The point they only briefly touch upon, is that if “community” means anything in terms of importance in the process of community planning, city planning, architecture and social justice building, we all owe an enormous debt to Bookchin and his work and that of all his pen names.


Bookchin was the first person to really look at the entire planet as a community. He wrote Our Synthetic Environment a year before Rachel Carson’s Silent Spring. Basically, her macro scale arguments plagerized Bookchin’s ideas.


Even before his book, Our Synthetic Environment, in fact, 10 years before the book, Bookchin published an article called “The Problems of Chemicals in Food”, which is really what Carson’s Silent Spring is about.


Again, we owe him, and probably Hans Jonas, for being the two philosophers that made “Green Politics” possible(Jonas though an American citizen by then, was really the intellectual behind the European Greens- and Bookchin here in the US)

Bookchin was an acquaintence.

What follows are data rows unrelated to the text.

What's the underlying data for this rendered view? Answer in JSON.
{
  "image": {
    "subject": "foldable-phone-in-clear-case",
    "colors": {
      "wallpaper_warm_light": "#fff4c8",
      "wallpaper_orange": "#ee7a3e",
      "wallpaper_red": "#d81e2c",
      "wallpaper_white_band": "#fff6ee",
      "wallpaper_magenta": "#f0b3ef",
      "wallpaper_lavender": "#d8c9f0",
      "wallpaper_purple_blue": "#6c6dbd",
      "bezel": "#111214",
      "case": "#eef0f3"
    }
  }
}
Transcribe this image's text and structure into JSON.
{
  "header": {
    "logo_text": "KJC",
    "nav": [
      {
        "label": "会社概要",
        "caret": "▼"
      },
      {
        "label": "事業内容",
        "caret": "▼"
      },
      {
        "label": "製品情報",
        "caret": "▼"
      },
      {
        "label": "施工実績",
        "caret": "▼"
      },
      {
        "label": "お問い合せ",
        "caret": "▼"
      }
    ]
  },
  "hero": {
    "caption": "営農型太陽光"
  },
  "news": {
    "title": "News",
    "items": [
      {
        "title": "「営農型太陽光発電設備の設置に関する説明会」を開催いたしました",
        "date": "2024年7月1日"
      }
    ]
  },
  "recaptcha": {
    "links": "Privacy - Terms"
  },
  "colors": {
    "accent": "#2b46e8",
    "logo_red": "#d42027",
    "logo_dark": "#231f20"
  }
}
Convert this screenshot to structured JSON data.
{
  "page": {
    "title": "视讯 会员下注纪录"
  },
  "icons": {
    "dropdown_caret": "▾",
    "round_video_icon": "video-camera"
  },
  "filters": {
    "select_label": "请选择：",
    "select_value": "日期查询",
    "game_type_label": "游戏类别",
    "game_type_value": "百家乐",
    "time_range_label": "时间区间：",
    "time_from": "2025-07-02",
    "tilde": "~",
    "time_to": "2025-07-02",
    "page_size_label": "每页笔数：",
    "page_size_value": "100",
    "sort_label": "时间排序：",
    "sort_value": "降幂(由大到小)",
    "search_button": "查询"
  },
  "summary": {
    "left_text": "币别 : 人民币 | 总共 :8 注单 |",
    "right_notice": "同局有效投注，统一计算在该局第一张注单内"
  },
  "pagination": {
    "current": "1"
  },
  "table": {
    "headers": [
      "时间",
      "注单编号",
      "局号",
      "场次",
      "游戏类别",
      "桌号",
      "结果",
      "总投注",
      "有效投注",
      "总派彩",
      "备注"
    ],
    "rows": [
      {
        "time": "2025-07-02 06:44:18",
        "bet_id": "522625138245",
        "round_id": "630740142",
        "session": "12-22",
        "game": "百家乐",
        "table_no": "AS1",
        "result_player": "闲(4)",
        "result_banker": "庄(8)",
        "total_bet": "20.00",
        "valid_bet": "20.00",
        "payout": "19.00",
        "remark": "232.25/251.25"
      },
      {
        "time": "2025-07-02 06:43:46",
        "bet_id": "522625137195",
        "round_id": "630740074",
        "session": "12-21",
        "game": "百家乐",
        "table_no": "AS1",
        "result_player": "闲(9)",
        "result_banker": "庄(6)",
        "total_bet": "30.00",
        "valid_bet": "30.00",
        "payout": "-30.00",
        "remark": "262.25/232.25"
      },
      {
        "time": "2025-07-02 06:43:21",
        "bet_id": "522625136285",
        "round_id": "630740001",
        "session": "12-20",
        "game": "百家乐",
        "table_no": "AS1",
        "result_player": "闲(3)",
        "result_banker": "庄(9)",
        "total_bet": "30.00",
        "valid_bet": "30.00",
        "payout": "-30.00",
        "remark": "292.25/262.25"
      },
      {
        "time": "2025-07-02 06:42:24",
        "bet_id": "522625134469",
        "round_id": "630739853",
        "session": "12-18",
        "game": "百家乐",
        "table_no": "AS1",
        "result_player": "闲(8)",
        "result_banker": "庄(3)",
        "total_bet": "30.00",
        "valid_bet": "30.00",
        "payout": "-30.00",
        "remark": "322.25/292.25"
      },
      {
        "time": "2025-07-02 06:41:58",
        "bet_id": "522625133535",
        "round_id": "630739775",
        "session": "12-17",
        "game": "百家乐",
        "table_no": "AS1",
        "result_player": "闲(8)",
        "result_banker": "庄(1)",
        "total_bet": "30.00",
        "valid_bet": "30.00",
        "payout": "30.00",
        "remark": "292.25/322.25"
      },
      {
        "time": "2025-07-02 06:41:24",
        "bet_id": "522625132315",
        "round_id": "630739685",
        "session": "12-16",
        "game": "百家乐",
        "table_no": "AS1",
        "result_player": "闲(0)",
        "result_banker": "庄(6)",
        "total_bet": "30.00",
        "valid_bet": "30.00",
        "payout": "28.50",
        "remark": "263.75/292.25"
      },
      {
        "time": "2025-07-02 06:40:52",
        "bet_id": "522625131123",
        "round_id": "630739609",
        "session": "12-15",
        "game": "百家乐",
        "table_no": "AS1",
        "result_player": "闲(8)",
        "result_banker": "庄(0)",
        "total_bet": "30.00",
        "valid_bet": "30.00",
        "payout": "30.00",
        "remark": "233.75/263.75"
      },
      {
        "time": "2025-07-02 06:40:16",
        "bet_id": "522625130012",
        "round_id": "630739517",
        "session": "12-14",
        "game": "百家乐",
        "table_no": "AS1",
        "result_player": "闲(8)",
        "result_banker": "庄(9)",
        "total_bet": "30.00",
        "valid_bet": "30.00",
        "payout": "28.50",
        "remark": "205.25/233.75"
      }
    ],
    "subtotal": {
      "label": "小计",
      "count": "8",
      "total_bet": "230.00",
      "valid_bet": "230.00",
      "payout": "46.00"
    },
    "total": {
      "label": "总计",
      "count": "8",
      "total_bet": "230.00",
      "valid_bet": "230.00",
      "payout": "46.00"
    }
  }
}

I can vividly remember him during a TV show in New York City on building community, trying to figure out how to save NYC saying, “Community, Community, what we need is more community”. Bookchin probably understood that term best.

Edelman’s remarks inspired me to buy Bookchin’s The Ecology of Freedom: The Emergence and Dissolution of Hierarchy, when I discovered it for sale at the new Infoshop opened up on Fratney and Clark by the Cream City Collective. And Bookchin has inspired me to read Hesiod’s Works and Days.“ He called it "a peasant Illiad of the seventh century before Christ…For the first time in a written legacy, work—in contrast to valor—appears as an attribute of personal nobility and responsibility.”


I was also inspired to look up the story of Cockaigne*, which Bookchin suggested may be a better vision of paradise than the rather abstract visions I was raised with back in the late 1940s and l950s.


__________

*Cockaigne or Cockayne is a land of plenty in medieval myth, an imaginary place of extreme luxury and ease where physical comforts and pleasures are always immediately at hand and where the harshness of medieval peasant life does not exist.